Obwohl es der häufigste riff-bewohnende Hai im Karibischen Meer ist, ist der Karibische Riffhai (Carcharhinus perezii) einer der am wenigsten untersuchten großen Requiemhaie. Er sieht seiner Schwesternart Schwarzhai sehr ähnlich, lebt aber ausschließlich auf oder in der Nähe von Korallenriffen im tropischen West-Atlantik von Florida bis zu Brasilien.

Carcharhinus perezi bahamas feeding
Karibischer Riffhai von Greg Grimes from Starkville, MS, USA – pic_0655, CC BY-SA 2.0, via Wikimedia Commons
Karibische Riffhaie sind nachtaktiv und können bei Tage in Höhlen oder auf dem Meeresgrund ruhend angetroffen werden (einstmals berühmt in Mexiko als “schlafende Haie”).
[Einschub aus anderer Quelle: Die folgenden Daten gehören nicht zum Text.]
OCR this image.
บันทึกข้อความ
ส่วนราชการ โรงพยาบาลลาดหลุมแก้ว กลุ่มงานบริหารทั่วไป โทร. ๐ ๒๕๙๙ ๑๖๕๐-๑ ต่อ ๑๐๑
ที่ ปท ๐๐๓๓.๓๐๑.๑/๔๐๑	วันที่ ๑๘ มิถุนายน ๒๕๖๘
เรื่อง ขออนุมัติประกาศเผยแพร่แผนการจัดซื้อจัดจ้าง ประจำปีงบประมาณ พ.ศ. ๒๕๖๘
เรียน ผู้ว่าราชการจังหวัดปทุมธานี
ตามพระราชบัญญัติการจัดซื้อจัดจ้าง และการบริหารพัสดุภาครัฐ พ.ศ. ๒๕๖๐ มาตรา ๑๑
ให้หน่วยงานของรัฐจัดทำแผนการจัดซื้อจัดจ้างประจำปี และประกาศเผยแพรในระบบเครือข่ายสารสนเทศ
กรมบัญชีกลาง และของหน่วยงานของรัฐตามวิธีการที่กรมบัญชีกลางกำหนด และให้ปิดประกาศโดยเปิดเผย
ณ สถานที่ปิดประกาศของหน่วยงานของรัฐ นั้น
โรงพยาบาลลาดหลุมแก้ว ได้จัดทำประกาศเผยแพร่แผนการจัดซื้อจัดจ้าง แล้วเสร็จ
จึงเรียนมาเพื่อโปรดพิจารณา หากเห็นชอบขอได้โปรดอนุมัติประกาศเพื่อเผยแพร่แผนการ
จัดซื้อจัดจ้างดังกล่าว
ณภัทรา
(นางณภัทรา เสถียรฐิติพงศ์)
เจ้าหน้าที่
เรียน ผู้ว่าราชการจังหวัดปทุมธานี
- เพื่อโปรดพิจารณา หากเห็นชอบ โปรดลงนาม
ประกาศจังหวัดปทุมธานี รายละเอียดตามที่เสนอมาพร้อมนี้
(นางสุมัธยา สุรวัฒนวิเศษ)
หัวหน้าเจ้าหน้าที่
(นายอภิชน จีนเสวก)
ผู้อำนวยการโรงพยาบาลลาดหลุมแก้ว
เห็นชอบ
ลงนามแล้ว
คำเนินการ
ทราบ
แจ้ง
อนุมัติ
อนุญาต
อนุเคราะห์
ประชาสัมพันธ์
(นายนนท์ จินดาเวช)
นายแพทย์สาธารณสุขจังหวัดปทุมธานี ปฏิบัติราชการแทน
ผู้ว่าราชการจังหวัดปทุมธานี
Sie werden mit einer Länge von 1,5 bis 1,7 m (Männchen) oder um die 2 m (Weibchen) erwachsen und können maximal 3 m erreichen, was sie zu einem der größten apex predator im Riff-Ökosystem macht. Die Weibchen sind ovovivipar und bringen alle 2 Jahre 3 bis 6 61 bis 76 cm große lebende Junge zur Welt.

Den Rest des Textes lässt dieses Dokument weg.